Perché tanto chi ama, paga ogni giorno, è condannato ogni
giorno, muore ogni giorno, abbandonando tutto ciò che era prima per fondersi
con un’emozione. Il suo boia è il tremito che scuote l’anima , la sua morte è
la tempesta abbracciata e stretta come fosse il più desiderato dei ripari,
mentre ti perdi in un dolore che vuoi che ti sussurri forte “sono tua” mentre
la possiedi, che si avvinghi a te e ti porti via l’anima dal corpo , che si
spenga nel respiro dei tuoi occhi. Scoprendo che lei dolore vive di te dolore,
che mi baci e ti appropri della labbra che ti canteranno il nostro concepimento
d’amore.
La porta si richiuse, dietro le spalle di Richard, ma non vi
entrò un soffio di vento, come a ricordargli che per le leggi della fisica, se
lasci una porta aperta prima o poi sbatterà, facendoti sobbalzare.
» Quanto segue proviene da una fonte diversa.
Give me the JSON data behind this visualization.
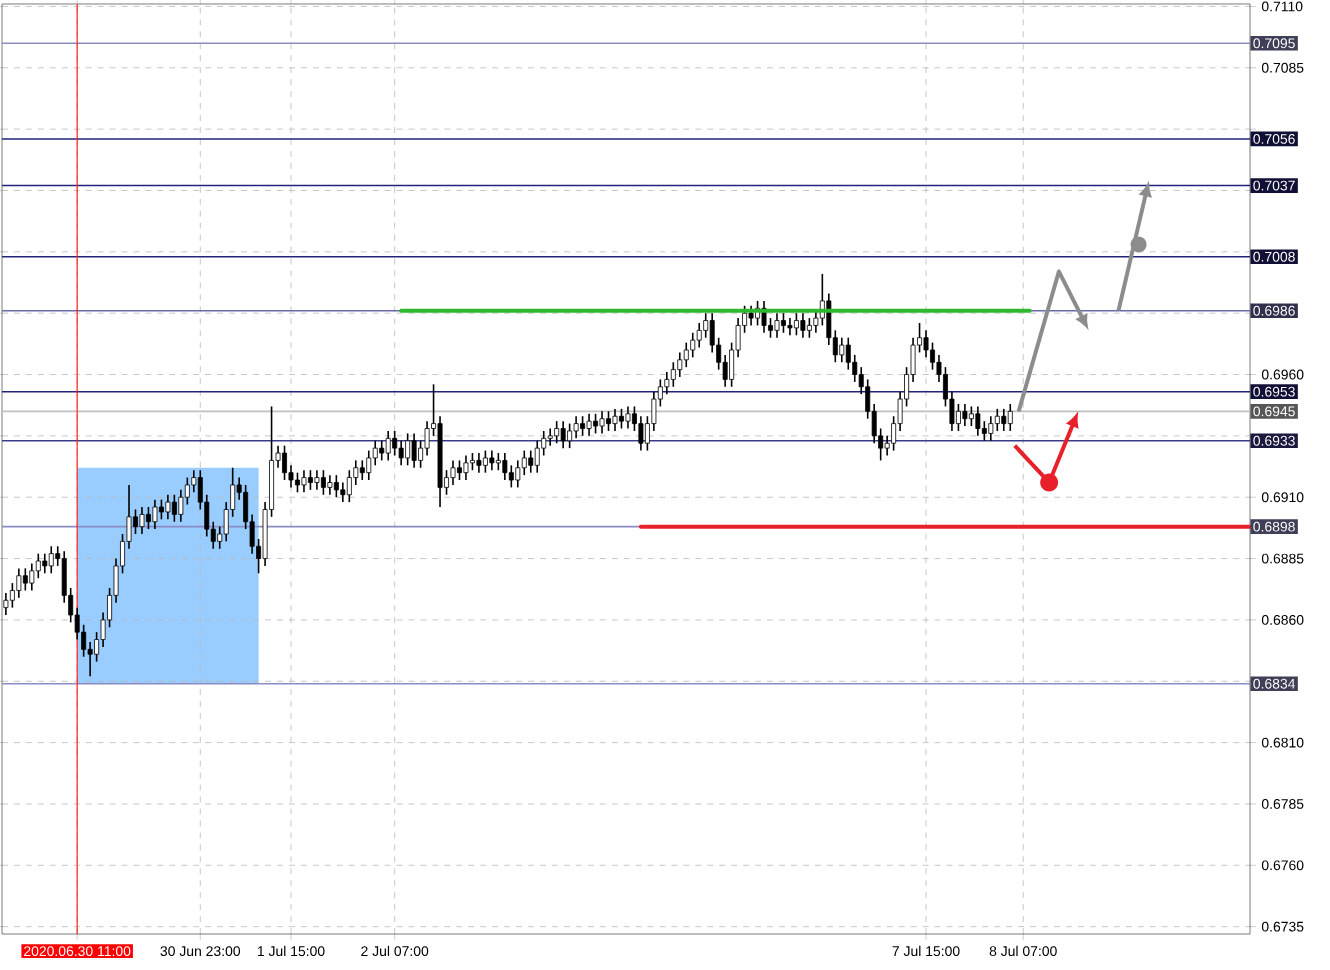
{
  "chart_data": {
    "type": "candlestick",
    "categories": [
      null,
      null,
      null,
      null,
      null,
      null,
      null,
      null,
      null,
      null,
      null,
      "2020.06.30 11:00",
      null,
      null,
      null,
      null,
      null,
      null,
      null,
      null,
      null,
      null,
      null,
      null,
      null,
      null,
      null,
      null,
      null,
      null,
      "30 Jun 23:00",
      null,
      null,
      null,
      null,
      null,
      null,
      null,
      null,
      null,
      null,
      null,
      null,
      null,
      "1 Jul 15:00",
      null,
      null,
      null,
      null,
      null,
      null,
      null,
      null,
      null,
      null,
      null,
      null,
      null,
      null,
      null,
      "2 Jul 07:00",
      null,
      null,
      null,
      null,
      null,
      null,
      null,
      null,
      null,
      null,
      null,
      null,
      null,
      null,
      null,
      null,
      null,
      null,
      null,
      null,
      null,
      null,
      null,
      null,
      null,
      null,
      null,
      null,
      null,
      null,
      null,
      null,
      null,
      null,
      null,
      null,
      null,
      null,
      null,
      null,
      null,
      null,
      null,
      null,
      null,
      null,
      null,
      null,
      null,
      null,
      null,
      null,
      null,
      null,
      null,
      null,
      null,
      null,
      null,
      null,
      null,
      null,
      null,
      null,
      null,
      null,
      null,
      null,
      null,
      null,
      null,
      null,
      null,
      null,
      null,
      null,
      null,
      null,
      null,
      null,
      null,
      "7 Jul 15:00",
      null,
      null,
      null,
      null,
      null,
      null,
      null,
      null,
      null,
      null,
      null,
      null,
      null,
      null,
      "8 Jul 07:00",
      null,
      null,
      null,
      null,
      null,
      null,
      null,
      null,
      null,
      null,
      null,
      null,
      null,
      null,
      null,
      null,
      null,
      null,
      null,
      null,
      null,
      null,
      null,
      null,
      null,
      null,
      null,
      null,
      null,
      null,
      null,
      null,
      null,
      null,
      null
    ],
    "ohlc": [
      [
        0.6865,
        0.6871,
        0.6862,
        0.6868
      ],
      [
        0.6868,
        0.6875,
        0.6865,
        0.6872
      ],
      [
        0.6872,
        0.6881,
        0.6869,
        0.6878
      ],
      [
        0.6878,
        0.6881,
        0.6872,
        0.6875
      ],
      [
        0.6875,
        0.6883,
        0.6872,
        0.688
      ],
      [
        0.688,
        0.6887,
        0.6877,
        0.6884
      ],
      [
        0.6884,
        0.6887,
        0.6879,
        0.6882
      ],
      [
        0.6882,
        0.689,
        0.6879,
        0.6887
      ],
      [
        0.6887,
        0.689,
        0.6882,
        0.6885
      ],
      [
        0.6885,
        0.6888,
        0.6867,
        0.687
      ],
      [
        0.687,
        0.6873,
        0.6859,
        0.6862
      ],
      [
        0.6862,
        0.6865,
        0.6852,
        0.6855
      ],
      [
        0.6855,
        0.6858,
        0.6845,
        0.6848
      ],
      [
        0.6848,
        0.6851,
        0.6837,
        0.6846
      ],
      [
        0.6846,
        0.6855,
        0.6843,
        0.6852
      ],
      [
        0.6852,
        0.6863,
        0.6849,
        0.686
      ],
      [
        0.686,
        0.6873,
        0.6857,
        0.687
      ],
      [
        0.687,
        0.6885,
        0.6867,
        0.6882
      ],
      [
        0.6882,
        0.6895,
        0.6879,
        0.6892
      ],
      [
        0.6892,
        0.6915,
        0.6889,
        0.6902
      ],
      [
        0.6902,
        0.6905,
        0.6895,
        0.6898
      ],
      [
        0.6898,
        0.6906,
        0.6895,
        0.6903
      ],
      [
        0.6903,
        0.6906,
        0.6897,
        0.69
      ],
      [
        0.69,
        0.6909,
        0.6897,
        0.6906
      ],
      [
        0.6906,
        0.6909,
        0.6901,
        0.6904
      ],
      [
        0.6904,
        0.6911,
        0.6901,
        0.6908
      ],
      [
        0.6908,
        0.6911,
        0.69,
        0.6903
      ],
      [
        0.6903,
        0.6913,
        0.69,
        0.691
      ],
      [
        0.691,
        0.6918,
        0.6907,
        0.6915
      ],
      [
        0.6915,
        0.6921,
        0.6912,
        0.6918
      ],
      [
        0.6918,
        0.6921,
        0.6905,
        0.6908
      ],
      [
        0.6908,
        0.6911,
        0.6894,
        0.6897
      ],
      [
        0.6897,
        0.69,
        0.6889,
        0.6892
      ],
      [
        0.6892,
        0.6898,
        0.6889,
        0.6895
      ],
      [
        0.6895,
        0.6908,
        0.6892,
        0.6905
      ],
      [
        0.6905,
        0.6922,
        0.6902,
        0.6915
      ],
      [
        0.6915,
        0.6918,
        0.6909,
        0.6912
      ],
      [
        0.6912,
        0.6915,
        0.6897,
        0.69
      ],
      [
        0.69,
        0.6903,
        0.6887,
        0.689
      ],
      [
        0.689,
        0.6893,
        0.6879,
        0.6885
      ],
      [
        0.6885,
        0.6908,
        0.6882,
        0.6905
      ],
      [
        0.6905,
        0.6947,
        0.6902,
        0.6925
      ],
      [
        0.6925,
        0.6931,
        0.6922,
        0.6928
      ],
      [
        0.6928,
        0.6931,
        0.6917,
        0.692
      ],
      [
        0.692,
        0.6923,
        0.6914,
        0.6917
      ],
      [
        0.6917,
        0.692,
        0.6912,
        0.6915
      ],
      [
        0.6915,
        0.6921,
        0.6912,
        0.6918
      ],
      [
        0.6918,
        0.6921,
        0.6913,
        0.6916
      ],
      [
        0.6916,
        0.6921,
        0.6913,
        0.6918
      ],
      [
        0.6918,
        0.6921,
        0.6911,
        0.6914
      ],
      [
        0.6914,
        0.6919,
        0.6911,
        0.6916
      ],
      [
        0.6916,
        0.6919,
        0.691,
        0.6913
      ],
      [
        0.6913,
        0.6916,
        0.6908,
        0.6911
      ],
      [
        0.6911,
        0.6921,
        0.6908,
        0.6918
      ],
      [
        0.6918,
        0.6925,
        0.6915,
        0.6922
      ],
      [
        0.6922,
        0.6925,
        0.6917,
        0.692
      ],
      [
        0.692,
        0.6929,
        0.6917,
        0.6926
      ],
      [
        0.6926,
        0.6933,
        0.6923,
        0.693
      ],
      [
        0.693,
        0.6933,
        0.6925,
        0.6928
      ],
      [
        0.6928,
        0.6937,
        0.6925,
        0.6934
      ],
      [
        0.6934,
        0.6937,
        0.6927,
        0.693
      ],
      [
        0.693,
        0.6933,
        0.6923,
        0.6926
      ],
      [
        0.6926,
        0.6936,
        0.6923,
        0.6933
      ],
      [
        0.6933,
        0.6936,
        0.6922,
        0.6925
      ],
      [
        0.6925,
        0.6933,
        0.6922,
        0.693
      ],
      [
        0.693,
        0.6941,
        0.6927,
        0.6938
      ],
      [
        0.6938,
        0.6956,
        0.6935,
        0.694
      ],
      [
        0.694,
        0.6943,
        0.6906,
        0.6914
      ],
      [
        0.6914,
        0.6921,
        0.6911,
        0.6918
      ],
      [
        0.6918,
        0.6925,
        0.6915,
        0.6922
      ],
      [
        0.6922,
        0.6925,
        0.6917,
        0.692
      ],
      [
        0.692,
        0.6927,
        0.6917,
        0.6924
      ],
      [
        0.6924,
        0.6928,
        0.6921,
        0.6925
      ],
      [
        0.6925,
        0.6928,
        0.692,
        0.6923
      ],
      [
        0.6923,
        0.6929,
        0.692,
        0.6926
      ],
      [
        0.6926,
        0.6929,
        0.6921,
        0.6924
      ],
      [
        0.6924,
        0.6928,
        0.6921,
        0.6925
      ],
      [
        0.6925,
        0.6928,
        0.6917,
        0.692
      ],
      [
        0.692,
        0.6923,
        0.6914,
        0.6917
      ],
      [
        0.6917,
        0.6925,
        0.6914,
        0.6922
      ],
      [
        0.6922,
        0.6929,
        0.6919,
        0.6926
      ],
      [
        0.6926,
        0.6929,
        0.692,
        0.6923
      ],
      [
        0.6923,
        0.6933,
        0.692,
        0.693
      ],
      [
        0.693,
        0.6937,
        0.6927,
        0.6934
      ],
      [
        0.6934,
        0.6938,
        0.6931,
        0.6935
      ],
      [
        0.6935,
        0.6941,
        0.6932,
        0.6938
      ],
      [
        0.6938,
        0.6941,
        0.693,
        0.6933
      ],
      [
        0.6933,
        0.694,
        0.693,
        0.6937
      ],
      [
        0.6937,
        0.6943,
        0.6934,
        0.694
      ],
      [
        0.694,
        0.6943,
        0.6935,
        0.6938
      ],
      [
        0.6938,
        0.6944,
        0.6935,
        0.6941
      ],
      [
        0.6941,
        0.6944,
        0.6936,
        0.6939
      ],
      [
        0.6939,
        0.6945,
        0.6936,
        0.6942
      ],
      [
        0.6942,
        0.6945,
        0.6937,
        0.694
      ],
      [
        0.694,
        0.6946,
        0.6937,
        0.6943
      ],
      [
        0.6943,
        0.6946,
        0.6938,
        0.6941
      ],
      [
        0.6941,
        0.6947,
        0.6938,
        0.6944
      ],
      [
        0.6944,
        0.6947,
        0.6937,
        0.694
      ],
      [
        0.694,
        0.6943,
        0.6929,
        0.6932
      ],
      [
        0.6932,
        0.6943,
        0.6929,
        0.694
      ],
      [
        0.694,
        0.6953,
        0.6937,
        0.695
      ],
      [
        0.695,
        0.6958,
        0.6947,
        0.6955
      ],
      [
        0.6955,
        0.6961,
        0.6952,
        0.6958
      ],
      [
        0.6958,
        0.6965,
        0.6955,
        0.6962
      ],
      [
        0.6962,
        0.6969,
        0.6959,
        0.6966
      ],
      [
        0.6966,
        0.6973,
        0.6963,
        0.697
      ],
      [
        0.697,
        0.6977,
        0.6967,
        0.6974
      ],
      [
        0.6974,
        0.6981,
        0.6971,
        0.6978
      ],
      [
        0.6978,
        0.6985,
        0.6975,
        0.6982
      ],
      [
        0.6982,
        0.6985,
        0.6969,
        0.6972
      ],
      [
        0.6972,
        0.6975,
        0.6962,
        0.6965
      ],
      [
        0.6965,
        0.6968,
        0.6955,
        0.6958
      ],
      [
        0.6958,
        0.6973,
        0.6955,
        0.697
      ],
      [
        0.697,
        0.6983,
        0.6967,
        0.698
      ],
      [
        0.698,
        0.6988,
        0.6977,
        0.6985
      ],
      [
        0.6985,
        0.6988,
        0.698,
        0.6983
      ],
      [
        0.6983,
        0.699,
        0.698,
        0.6987
      ],
      [
        0.6987,
        0.699,
        0.6977,
        0.698
      ],
      [
        0.698,
        0.6983,
        0.6975,
        0.6978
      ],
      [
        0.6978,
        0.6985,
        0.6975,
        0.6982
      ],
      [
        0.6982,
        0.6985,
        0.6977,
        0.698
      ],
      [
        0.698,
        0.6983,
        0.6976,
        0.6979
      ],
      [
        0.6979,
        0.6985,
        0.6976,
        0.6982
      ],
      [
        0.6982,
        0.6985,
        0.6975,
        0.6978
      ],
      [
        0.6978,
        0.6983,
        0.6975,
        0.698
      ],
      [
        0.698,
        0.6986,
        0.6977,
        0.6983
      ],
      [
        0.6983,
        0.7001,
        0.698,
        0.699
      ],
      [
        0.699,
        0.6993,
        0.6972,
        0.6975
      ],
      [
        0.6975,
        0.6978,
        0.6965,
        0.6968
      ],
      [
        0.6968,
        0.6975,
        0.6965,
        0.6972
      ],
      [
        0.6972,
        0.6975,
        0.6962,
        0.6965
      ],
      [
        0.6965,
        0.6968,
        0.6957,
        0.696
      ],
      [
        0.696,
        0.6963,
        0.6952,
        0.6955
      ],
      [
        0.6955,
        0.6958,
        0.6942,
        0.6945
      ],
      [
        0.6945,
        0.6948,
        0.6932,
        0.6935
      ],
      [
        0.6935,
        0.6938,
        0.6925,
        0.693
      ],
      [
        0.693,
        0.6935,
        0.6927,
        0.6932
      ],
      [
        0.6932,
        0.6943,
        0.6929,
        0.694
      ],
      [
        0.694,
        0.6953,
        0.6937,
        0.695
      ],
      [
        0.695,
        0.6963,
        0.6947,
        0.696
      ],
      [
        0.696,
        0.6975,
        0.6957,
        0.6972
      ],
      [
        0.6972,
        0.6981,
        0.6969,
        0.6975
      ],
      [
        0.6975,
        0.6978,
        0.6967,
        0.697
      ],
      [
        0.697,
        0.6973,
        0.6962,
        0.6965
      ],
      [
        0.6965,
        0.6968,
        0.6957,
        0.696
      ],
      [
        0.696,
        0.6963,
        0.6947,
        0.695
      ],
      [
        0.695,
        0.6953,
        0.6937,
        0.694
      ],
      [
        0.694,
        0.6948,
        0.6937,
        0.6945
      ],
      [
        0.6945,
        0.6948,
        0.6939,
        0.6942
      ],
      [
        0.6942,
        0.6947,
        0.6939,
        0.6944
      ],
      [
        0.6944,
        0.6947,
        0.6935,
        0.6938
      ],
      [
        0.6938,
        0.6941,
        0.6933,
        0.6936
      ],
      [
        0.6936,
        0.6943,
        0.6933,
        0.694
      ],
      [
        0.694,
        0.6946,
        0.6937,
        0.6943
      ],
      [
        0.6943,
        0.6946,
        0.6937,
        0.694
      ],
      [
        0.694,
        0.6948,
        0.6937,
        0.6945
      ],
      null,
      null,
      null,
      null,
      null,
      null,
      null,
      null,
      null,
      null,
      null,
      null,
      null,
      null,
      null,
      null,
      null,
      null,
      null,
      null,
      null,
      null,
      null,
      null,
      null,
      null,
      null,
      null,
      null,
      null,
      null,
      null,
      null,
      null,
      null,
      null,
      null
    ],
    "series": [
      {
        "type": "line",
        "color": "#2eb82e",
        "values": [
          null,
          null,
          null,
          null,
          null,
          null,
          null,
          null,
          null,
          null,
          null,
          null,
          null,
          null,
          null,
          null,
          null,
          null,
          null,
          null,
          null,
          null,
          null,
          null,
          null,
          null,
          null,
          null,
          null,
          null,
          null,
          null,
          null,
          null,
          null,
          null,
          null,
          null,
          null,
          null,
          null,
          null,
          null,
          null,
          null,
          null,
          null,
          null,
          null,
          null,
          null,
          null,
          null,
          null,
          null,
          null,
          null,
          null,
          null,
          null,
          null,
          0.6986,
          0.6986,
          0.6986,
          0.6986,
          0.6986,
          0.6986,
          0.6986,
          0.6986,
          0.6986,
          0.6986,
          0.6986,
          0.6986,
          0.6986,
          0.6986,
          0.6986,
          0.6986,
          0.6986,
          0.6986,
          0.6986,
          0.6986,
          0.6986,
          0.6986,
          0.6986,
          0.6986,
          0.6986,
          0.6986,
          0.6986,
          0.6986,
          0.6986,
          0.6986,
          0.6986,
          0.6986,
          0.6986,
          0.6986,
          0.6986,
          0.6986,
          0.6986,
          0.6986,
          0.6986,
          0.6986,
          0.6986,
          0.6986,
          0.6986,
          0.6986,
          0.6986,
          0.6986,
          0.6986,
          0.6986,
          0.6986,
          0.6986,
          0.6986,
          0.6986,
          0.6986,
          0.6986,
          0.6986,
          0.6986,
          0.6986,
          0.6986,
          0.6986,
          0.6986,
          0.6986,
          0.6986,
          0.6986,
          0.6986,
          0.6986,
          0.6986,
          0.6986,
          0.6986,
          0.6986,
          0.6986,
          0.6986,
          0.6986,
          0.6986,
          0.6986,
          0.6986,
          0.6986,
          0.6986,
          0.6986,
          0.6986,
          0.6986,
          0.6986,
          0.6986,
          0.6986,
          0.6986,
          0.6986,
          0.6986,
          0.6986,
          0.6986,
          0.6986,
          0.6986,
          0.6986,
          0.6986,
          0.6986,
          0.6986,
          0.6986,
          0.6986,
          0.6986,
          0.6986,
          null,
          null,
          null,
          null,
          null,
          null,
          null,
          null,
          null,
          null,
          null,
          null,
          null,
          null,
          null,
          null,
          null,
          null,
          null,
          null,
          null,
          null,
          null,
          null,
          null,
          null,
          null,
          null,
          null,
          null,
          null,
          null,
          null,
          null
        ]
      },
      {
        "type": "line",
        "color": "#e8202a",
        "values": [
          null,
          null,
          null,
          null,
          null,
          null,
          null,
          null,
          null,
          null,
          null,
          null,
          null,
          null,
          null,
          null,
          null,
          null,
          null,
          null,
          null,
          null,
          null,
          null,
          null,
          null,
          null,
          null,
          null,
          null,
          null,
          null,
          null,
          null,
          null,
          null,
          null,
          null,
          null,
          null,
          null,
          null,
          null,
          null,
          null,
          null,
          null,
          null,
          null,
          null,
          null,
          null,
          null,
          null,
          null,
          null,
          null,
          null,
          null,
          null,
          null,
          null,
          null,
          null,
          null,
          null,
          null,
          null,
          null,
          null,
          null,
          null,
          null,
          null,
          null,
          null,
          null,
          null,
          null,
          null,
          null,
          null,
          null,
          null,
          null,
          null,
          null,
          null,
          null,
          null,
          null,
          null,
          null,
          null,
          null,
          null,
          null,
          null,
          0.6898,
          0.6898,
          0.6898,
          0.6898,
          0.6898,
          0.6898,
          0.6898,
          0.6898,
          0.6898,
          0.6898,
          0.6898,
          0.6898,
          0.6898,
          0.6898,
          0.6898,
          0.6898,
          0.6898,
          0.6898,
          0.6898,
          0.6898,
          0.6898,
          0.6898,
          0.6898,
          0.6898,
          0.6898,
          0.6898,
          0.6898,
          0.6898,
          0.6898,
          0.6898,
          0.6898,
          0.6898,
          0.6898,
          0.6898,
          0.6898,
          0.6898,
          0.6898,
          0.6898,
          0.6898,
          0.6898,
          0.6898,
          0.6898,
          0.6898,
          0.6898,
          0.6898,
          0.6898,
          0.6898,
          0.6898,
          0.6898,
          0.6898,
          0.6898,
          0.6898,
          0.6898,
          0.6898,
          0.6898,
          0.6898,
          0.6898,
          0.6898,
          0.6898,
          0.6898,
          0.6898,
          0.6898,
          0.6898,
          0.6898,
          0.6898,
          0.6898,
          0.6898,
          0.6898,
          0.6898,
          0.6898,
          0.6898,
          0.6898,
          0.6898,
          0.6898,
          0.6898,
          0.6898,
          0.6898,
          0.6898,
          0.6898,
          0.6898,
          0.6898,
          0.6898,
          0.6898,
          0.6898,
          0.6898,
          0.6898,
          0.6898,
          0.6898,
          0.6898,
          0.6898,
          0.6898,
          0.6898,
          0.6898,
          0.6898,
          0.6898
        ]
      }
    ],
    "ylim": [
      0.6732,
      0.7111
    ],
    "yticks": [
      {
        "value": 0.711,
        "label": "0.7110"
      },
      {
        "value": 0.7085,
        "label": "0.7085"
      },
      {
        "value": 0.706,
        "label": null
      },
      {
        "value": 0.7035,
        "label": null
      },
      {
        "value": 0.701,
        "label": null
      },
      {
        "value": 0.6985,
        "label": null
      },
      {
        "value": 0.696,
        "label": "0.6960"
      },
      {
        "value": 0.6935,
        "label": null
      },
      {
        "value": 0.691,
        "label": "0.6910"
      },
      {
        "value": 0.6885,
        "label": "0.6885"
      },
      {
        "value": 0.686,
        "label": "0.6860"
      },
      {
        "value": 0.6835,
        "label": null
      },
      {
        "value": 0.681,
        "label": "0.6810"
      },
      {
        "value": 0.6785,
        "label": "0.6785"
      },
      {
        "value": 0.676,
        "label": "0.6760"
      },
      {
        "value": 0.6735,
        "label": "0.6735"
      }
    ],
    "ref_lines": [
      {
        "axis": "y",
        "value": 0.7095,
        "label": "0.7095",
        "color": "#8c8cc4"
      },
      {
        "axis": "y",
        "value": 0.7056,
        "label": "0.7056",
        "color": "#23237a"
      },
      {
        "axis": "y",
        "value": 0.7037,
        "label": "0.7037",
        "color": "#23237a"
      },
      {
        "axis": "y",
        "value": 0.7008,
        "label": "0.7008",
        "color": "#23237a"
      },
      {
        "axis": "y",
        "value": 0.6986,
        "label": "0.6986",
        "color": "#6a6aaa"
      },
      {
        "axis": "y",
        "value": 0.6953,
        "label": "0.6953",
        "color": "#23237a"
      },
      {
        "axis": "y",
        "value": 0.6945,
        "label": "0.6945",
        "color": "#c0c0c0"
      },
      {
        "axis": "y",
        "value": 0.6933,
        "label": "0.6933",
        "color": "#3a3a8a"
      },
      {
        "axis": "y",
        "value": 0.6898,
        "label": "0.6898",
        "color": "#8c8cc4"
      },
      {
        "axis": "y",
        "value": 0.6834,
        "label": "0.6834",
        "color": "#8c8cc4"
      },
      {
        "axis": "x",
        "value": "2020.06.30 11:00",
        "color": "#ff2020"
      }
    ],
    "grid": true
  }
}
Entrò lei,
con un borsone appoggiato in spalla e l’aria un po’ stanca.
“ Ehi, ti avevo detto che si stava per rompere la lavatrice,
sono dovuta andare in lavanderia!Ci ho perso il pomeriggio lì dentro”. Disse la
ragazza lasciando scivolare il borsone a terra e andando verso la cucina.
Richard la guardò come la stesse vedendo per la prima volta
nella sua vita,non riusciva a staccarle gli occhi di dosso, avvertendo al petto
una sensazione fra l’incredulo, il sollevato e la terribile consapevolezza di
essere fragile.
Sì come quando si usa quell’espressione “ha visto la morte
da vicino” , riferendoci a qualcuno che dopo determinate esperienze che lo
hanno portato a contatto diretto con l’ultimo confine consentito, cambia
radicalmente la sua visione delle cose, poiché scopre la caducità della vita
umana.
Ecco ,Richard non aveva avuto bisogno di un’esperienza di
contatto finale, aveva capito quanto dipendesse da qualcosa, quanto il suo
stato di cose, la sua vita, la sua quotidianità, la sua sicurezza, la sua
capacità di risolvere il suo sistema fosse ormai indissubilmente legato a
quella donna dagli occhi verdi. Stette a guardarla scomparire dietro la porta
della cucina imbambolato, come se per un attimo la sua fragilità si nascondesse
nel timore di non poterla più guardare sparire nelle stanze di quell’appartamento.
Lei tornò indietro affacciandosi e sorridendo disse “Ehi
sembra che tu abbia visto un fantasma… stai bene?”